Por proteômica quantitativa, foram encontradas 141 proteínas acumuladas diferencialmente no eixo embrionário comparando 24 com 3 HAE. A análise da via metabólica revelou papéis importantes de várias proteínas diferencialmente ou exclusivamente acumuladas na comparação 24 HAE/3 HAE na mobilização de reservas que ocorre no eixo embrionário durante a germinação das sementes. As proteínas parecem ser mobilizadas nas primeiras horas de germinação e, juntamente com os carboidratos, são os principais compostos de reserva que atuam para fornecer energia ao eixo embrionário.

   O estudo ainda evidenciou que, embora as proteínas relacionadas ao metabolismo lipídico tenham sido reguladas positivamente nas primeiras horas de embebição, a quebra dos lipídios ocorreu apenas nas últimas horas de germinação. Através de análises bioquímicas, foi mostrado que o teor de proteínas e lipídios diminui durante a germinação, enquanto a quantidade de glicose varia nas horas de embebição. Foi demonstrado que a mobilização de macromoléculas de armazenamento são fonte de energia e carbono para a germinação de sementes e estabelecimento da cultura, uma vez que a mobilização eficiente reflete na formação de plântulas mais vigorosas. Isso corrobora o estudo de Henning e colaboradores (2010), com a conclusão de que sementes de soja de alto vigor possuem maiores teores de proteínas solúveis, amido e açúcares solúveis e maior capacidade de mobilização de reservas na germinação, resultando em plântulas de soja com melhor desempenho inicial.

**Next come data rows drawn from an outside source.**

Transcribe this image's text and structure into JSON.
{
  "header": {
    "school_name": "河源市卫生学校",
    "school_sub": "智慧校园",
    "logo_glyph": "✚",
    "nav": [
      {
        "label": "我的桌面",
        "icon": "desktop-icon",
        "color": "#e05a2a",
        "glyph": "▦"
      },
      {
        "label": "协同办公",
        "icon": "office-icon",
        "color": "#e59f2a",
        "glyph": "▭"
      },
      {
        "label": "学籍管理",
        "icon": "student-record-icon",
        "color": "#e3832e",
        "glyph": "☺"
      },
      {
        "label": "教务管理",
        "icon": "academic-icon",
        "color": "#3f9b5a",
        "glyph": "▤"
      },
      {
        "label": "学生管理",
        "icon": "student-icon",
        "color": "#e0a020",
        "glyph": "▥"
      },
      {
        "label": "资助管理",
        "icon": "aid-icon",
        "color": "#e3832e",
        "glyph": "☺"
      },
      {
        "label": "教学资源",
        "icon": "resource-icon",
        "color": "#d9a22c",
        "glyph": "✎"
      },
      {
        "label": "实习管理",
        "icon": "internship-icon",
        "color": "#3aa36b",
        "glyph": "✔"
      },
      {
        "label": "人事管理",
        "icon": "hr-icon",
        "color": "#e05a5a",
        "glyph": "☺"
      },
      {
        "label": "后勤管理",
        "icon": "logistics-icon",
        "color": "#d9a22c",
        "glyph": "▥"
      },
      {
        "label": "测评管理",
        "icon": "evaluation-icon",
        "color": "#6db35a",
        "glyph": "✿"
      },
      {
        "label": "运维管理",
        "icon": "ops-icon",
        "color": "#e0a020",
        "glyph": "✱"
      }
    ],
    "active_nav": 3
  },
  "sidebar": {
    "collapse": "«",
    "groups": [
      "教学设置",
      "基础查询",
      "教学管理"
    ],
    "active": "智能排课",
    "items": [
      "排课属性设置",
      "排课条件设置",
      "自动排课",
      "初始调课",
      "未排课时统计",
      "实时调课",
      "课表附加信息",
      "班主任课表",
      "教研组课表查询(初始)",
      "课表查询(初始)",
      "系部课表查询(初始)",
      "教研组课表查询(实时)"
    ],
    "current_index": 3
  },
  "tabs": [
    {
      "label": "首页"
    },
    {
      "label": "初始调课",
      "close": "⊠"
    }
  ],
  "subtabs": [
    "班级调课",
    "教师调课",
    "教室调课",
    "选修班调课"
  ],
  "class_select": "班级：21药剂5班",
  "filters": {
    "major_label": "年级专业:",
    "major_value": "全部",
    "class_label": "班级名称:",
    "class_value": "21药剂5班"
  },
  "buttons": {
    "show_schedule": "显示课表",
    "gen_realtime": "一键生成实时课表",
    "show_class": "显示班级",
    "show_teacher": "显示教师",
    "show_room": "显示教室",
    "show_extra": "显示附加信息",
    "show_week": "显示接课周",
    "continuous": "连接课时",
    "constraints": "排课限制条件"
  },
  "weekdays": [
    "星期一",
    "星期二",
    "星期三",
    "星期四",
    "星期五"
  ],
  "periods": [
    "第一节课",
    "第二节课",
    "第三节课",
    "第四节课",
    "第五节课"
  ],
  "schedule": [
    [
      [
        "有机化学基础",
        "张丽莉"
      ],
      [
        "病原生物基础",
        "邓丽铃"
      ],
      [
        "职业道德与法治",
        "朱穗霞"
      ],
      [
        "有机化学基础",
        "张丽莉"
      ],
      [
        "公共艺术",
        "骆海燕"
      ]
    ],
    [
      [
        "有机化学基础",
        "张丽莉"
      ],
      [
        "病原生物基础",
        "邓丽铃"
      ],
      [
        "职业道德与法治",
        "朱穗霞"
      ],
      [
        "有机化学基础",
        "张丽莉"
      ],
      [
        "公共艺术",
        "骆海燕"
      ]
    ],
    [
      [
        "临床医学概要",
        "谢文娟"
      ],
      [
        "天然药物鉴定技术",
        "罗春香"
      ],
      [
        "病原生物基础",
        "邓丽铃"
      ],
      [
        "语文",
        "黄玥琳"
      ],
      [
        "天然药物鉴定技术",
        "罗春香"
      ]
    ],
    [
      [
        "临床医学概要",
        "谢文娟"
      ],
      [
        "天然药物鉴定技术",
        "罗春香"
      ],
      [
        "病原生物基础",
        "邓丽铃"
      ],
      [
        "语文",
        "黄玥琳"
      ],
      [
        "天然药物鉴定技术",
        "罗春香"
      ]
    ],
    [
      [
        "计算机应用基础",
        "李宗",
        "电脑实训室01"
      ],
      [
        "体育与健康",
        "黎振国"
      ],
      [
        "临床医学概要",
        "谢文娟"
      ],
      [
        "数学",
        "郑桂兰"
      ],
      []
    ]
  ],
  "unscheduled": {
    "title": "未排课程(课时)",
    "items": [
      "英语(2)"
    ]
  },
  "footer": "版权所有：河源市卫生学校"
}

   Atualmente, esse fato é de extrema importância, principalmente para o tratamento de sementes industrial, que envolve polímeros mais viscosos, provocando a aderência do produto com o tegumento da semente. A qualidade fisiológica das sementes depende da organização celular e da capacidade de mobilização de reserva para a formação de plantas mais vigorosas. As folhas primárias (plúmulas) estão diretamente ligadas ao aumento de massa seca de plântulas, comprometendo o vigor durante o desenvolvimento inicial. Dependendo da condição ambiental, dos tipos de danos nos cotilédones e da mobilização de nutrientes, pode ocorrer o encerramento da plúmula dentro dos cotilédones, o que não expressa a força suficiente para o para impulsionar a abertura desses para desenvolver a plântula e, com isso, frustra a germinação e emergência em campo. Portanto, compreender os mecanismos da mobilização de reservas é essencial para o setor sementeiro.